Databases are forever.<br>
EER Diagrams may go missing over time. <br>
You never know what will be in a database - it could've been designed by an expert, an idiot, and some compromises might have been made in the design of the database in the name of performance.

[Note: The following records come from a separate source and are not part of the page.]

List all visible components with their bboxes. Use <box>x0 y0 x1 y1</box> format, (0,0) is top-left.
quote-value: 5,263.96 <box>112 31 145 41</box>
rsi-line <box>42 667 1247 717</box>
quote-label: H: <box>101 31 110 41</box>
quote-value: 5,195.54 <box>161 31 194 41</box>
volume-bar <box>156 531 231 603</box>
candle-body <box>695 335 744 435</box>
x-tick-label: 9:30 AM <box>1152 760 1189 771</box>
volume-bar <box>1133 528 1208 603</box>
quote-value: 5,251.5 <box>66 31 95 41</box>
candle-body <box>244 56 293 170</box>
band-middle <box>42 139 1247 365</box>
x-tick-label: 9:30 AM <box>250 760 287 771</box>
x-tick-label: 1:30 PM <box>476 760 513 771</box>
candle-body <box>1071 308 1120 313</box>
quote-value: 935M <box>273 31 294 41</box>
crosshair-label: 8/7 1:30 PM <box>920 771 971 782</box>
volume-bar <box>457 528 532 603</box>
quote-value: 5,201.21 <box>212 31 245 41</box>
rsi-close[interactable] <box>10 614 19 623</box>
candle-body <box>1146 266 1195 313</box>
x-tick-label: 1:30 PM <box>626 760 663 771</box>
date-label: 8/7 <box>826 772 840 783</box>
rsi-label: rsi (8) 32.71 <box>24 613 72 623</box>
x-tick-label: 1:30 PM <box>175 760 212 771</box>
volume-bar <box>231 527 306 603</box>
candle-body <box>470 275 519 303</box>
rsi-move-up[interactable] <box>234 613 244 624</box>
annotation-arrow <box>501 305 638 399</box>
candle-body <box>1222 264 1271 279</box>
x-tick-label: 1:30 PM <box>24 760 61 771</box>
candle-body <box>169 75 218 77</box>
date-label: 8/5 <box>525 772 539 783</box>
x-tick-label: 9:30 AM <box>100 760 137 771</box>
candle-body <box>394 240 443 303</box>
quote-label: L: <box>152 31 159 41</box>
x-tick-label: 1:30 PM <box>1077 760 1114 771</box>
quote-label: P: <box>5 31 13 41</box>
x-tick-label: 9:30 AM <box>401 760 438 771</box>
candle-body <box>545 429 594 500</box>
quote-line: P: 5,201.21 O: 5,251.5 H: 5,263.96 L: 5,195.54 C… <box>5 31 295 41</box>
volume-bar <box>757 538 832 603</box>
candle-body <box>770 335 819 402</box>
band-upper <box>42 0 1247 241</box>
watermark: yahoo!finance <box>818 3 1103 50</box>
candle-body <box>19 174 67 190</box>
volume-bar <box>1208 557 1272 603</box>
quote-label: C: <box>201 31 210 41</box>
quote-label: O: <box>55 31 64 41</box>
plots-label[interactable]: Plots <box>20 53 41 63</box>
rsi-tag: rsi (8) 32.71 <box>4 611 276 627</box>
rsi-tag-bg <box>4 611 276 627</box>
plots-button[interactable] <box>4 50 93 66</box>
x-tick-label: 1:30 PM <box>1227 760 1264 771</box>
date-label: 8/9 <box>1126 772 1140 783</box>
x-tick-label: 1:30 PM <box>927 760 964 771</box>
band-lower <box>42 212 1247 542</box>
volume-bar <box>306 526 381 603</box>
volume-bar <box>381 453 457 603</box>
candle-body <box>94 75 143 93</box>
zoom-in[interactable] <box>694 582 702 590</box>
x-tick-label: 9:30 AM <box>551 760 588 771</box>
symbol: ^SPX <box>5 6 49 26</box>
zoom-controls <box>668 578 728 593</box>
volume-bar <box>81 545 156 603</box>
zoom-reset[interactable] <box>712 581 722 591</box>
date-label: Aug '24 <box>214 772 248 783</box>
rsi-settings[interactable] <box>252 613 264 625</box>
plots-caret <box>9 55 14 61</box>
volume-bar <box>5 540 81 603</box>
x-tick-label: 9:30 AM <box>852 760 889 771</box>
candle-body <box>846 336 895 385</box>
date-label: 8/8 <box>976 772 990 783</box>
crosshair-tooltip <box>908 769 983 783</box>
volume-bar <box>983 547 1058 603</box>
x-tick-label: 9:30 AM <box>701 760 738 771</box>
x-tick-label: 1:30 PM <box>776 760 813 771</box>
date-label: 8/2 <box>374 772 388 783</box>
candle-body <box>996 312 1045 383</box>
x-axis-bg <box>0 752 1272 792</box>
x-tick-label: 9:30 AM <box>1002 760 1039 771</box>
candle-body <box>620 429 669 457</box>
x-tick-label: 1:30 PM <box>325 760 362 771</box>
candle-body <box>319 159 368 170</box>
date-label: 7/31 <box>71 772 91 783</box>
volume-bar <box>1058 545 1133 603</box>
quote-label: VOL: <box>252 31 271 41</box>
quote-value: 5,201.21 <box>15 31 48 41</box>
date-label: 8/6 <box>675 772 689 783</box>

Given a relation and a set of functional dependencies like these:

**RegularUser**:

| Email | Interest | SinceAge | BirthYear | CurrentCity | Salary
| --- | --- | --- | --- | --- | --- |
| u1@gt.edu | Music | 10 | 1985 | Seattle | 27,000 |
| u1@gt.edu | Reading | 5 | 1985 | Seattle | 27,000 |
| u1@gt.edu | Tennis | 14 | 1985 | Seattle | 27,000 |
| u2@gt.edu | Blogging | 13 | 1969 | Austin | 43,000 |
| u2@gt.edu | Meditation | 21 | 1969 | Austin | 43,000 |

* Email -> BirthYear, CurrentCity, Salary
* Email, Interest -> SinceAge
* BirthYear -> Salary

***Is this relation laid out in such a manner that it is easy to enforce the functional dependencies?***<br>
***How do we normalize the relation without information loss and so that the functional dependencies can be enforced?***

### The Rules

1. No redundancy of facts
2. No cluttering of facts
3. Must preserve information
4. Must preserve functional dependencies

### NOT a relation NF$^{2}$

Given

**RegularUser**:

| Email | Interest | SinceAge | BirthYear | CurrentCity | Salary
| --- | --- | --- | --- | --- | --- |
| u1@gt.edu | Music<br>Reading<br>Tennis<br> | 10<br>5<br>14 | 1985 | Seattle | 27,000 |
| u2@gt.edu | Blogging<br>Meditation<br>Surfing | 13<br>21<br>19 | 1969 | Austin | 43,000 |

* Multi-values are not allowed using traditional normalization rules
    * The fix is simple - duplicate the `Email`, `BirthYear`, `CurrentCity`, `Salary` fields for each value in the `Interest` and `SinceAge` columns
    
Remember, relations are supposed to be made up of sets of atomic values.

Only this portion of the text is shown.